Eu, votante no “Presidente Marcelo”, decepcionado me confesso (2)

José António Saraiva escreveu no “Sol” que Marcelo Rebelo de Sousa poderia ser um Presidente perigoso, capaz de intercalar a sua prática institucional com a criação de “factos políticos”. Enganou-se, também: essa faceta fascinante do antigo comentador terá ido, com mais algumas coisas, para o caixote de lixo da História. O “criador de factos políticos” foi com o cão oferecido ao Presidente da República: para parte incerta, já sem retorno.
Marcelo Rebelo de Sousa pode ser o campeão dos “afectos” e da “felicidade nacional”, pode até acreditar que o “populismo” que gera e tenta gerir é “bom” (por oposição aos outros “populismos” que são “maus”), que quanto mais “selfies” tirar mais facilmente se lhe abrirão as portas do Céu, que a democracia constitucional lhe exige o apoio cego ao governo PS-BE-PCP com o vigor de um quadro socialista da província esperançado num lugar no Estado, que quem não apoiar o governo em funções e não gostar de futebol é mau português e mais uma série de coisas que nem sequer é recomendável pormenorizar, nem mesmo como hipótese. 
Dizia-se de Cavaco Silva, e isso punha toda a esquerda histérica, que favorecia o governo anterior.
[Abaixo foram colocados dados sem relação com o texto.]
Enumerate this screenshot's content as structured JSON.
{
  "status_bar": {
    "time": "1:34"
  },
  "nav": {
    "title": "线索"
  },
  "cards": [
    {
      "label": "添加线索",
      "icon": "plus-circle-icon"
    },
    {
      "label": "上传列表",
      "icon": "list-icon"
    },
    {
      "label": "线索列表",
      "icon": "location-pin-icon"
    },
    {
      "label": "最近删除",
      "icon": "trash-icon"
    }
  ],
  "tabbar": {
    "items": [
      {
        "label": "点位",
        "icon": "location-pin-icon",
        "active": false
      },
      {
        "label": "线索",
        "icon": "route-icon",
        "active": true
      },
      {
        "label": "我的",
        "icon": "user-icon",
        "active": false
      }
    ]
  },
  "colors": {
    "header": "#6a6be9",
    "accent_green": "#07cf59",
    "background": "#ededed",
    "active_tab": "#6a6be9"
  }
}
Era, para os seus críticos, um crime horrendo. Agora, o apoio militante do actual chefe do Estado ao actual chefe do Governo já não indigna ninguém. 
E a sua intervenção pública cansa. 
Marcelo Rebelo de Sousa fala de tudo e de mais alguma coisa. Todos os dias. E várias vezes por dia. E contradiz-se (não lembra ao careca, como ele costumava dizer, elogiar António Domingues para depois dizer que Paulo Macedo é que afinal é bom). E repete-se. Derrama-se pelo Facebook e pelo site da Presidência. Faz declarações à Imprensa. Condecora todos e mais alguém. E até já anuncia quando é que vai “reagir” sobre o assunto do momento. 
Que importância terá, no meio desta algazarra, qualquer declaração que faça sobre um assunto que possa ser melindroso? A sua importância estará sempre limitada pelo cerco seguinte que os jornalistas lhe fizerem para o ouvirem falar sobre tudo e mais um par de botas.
Não é este o Presidente da República que gostaria de ter tido e em quem votei.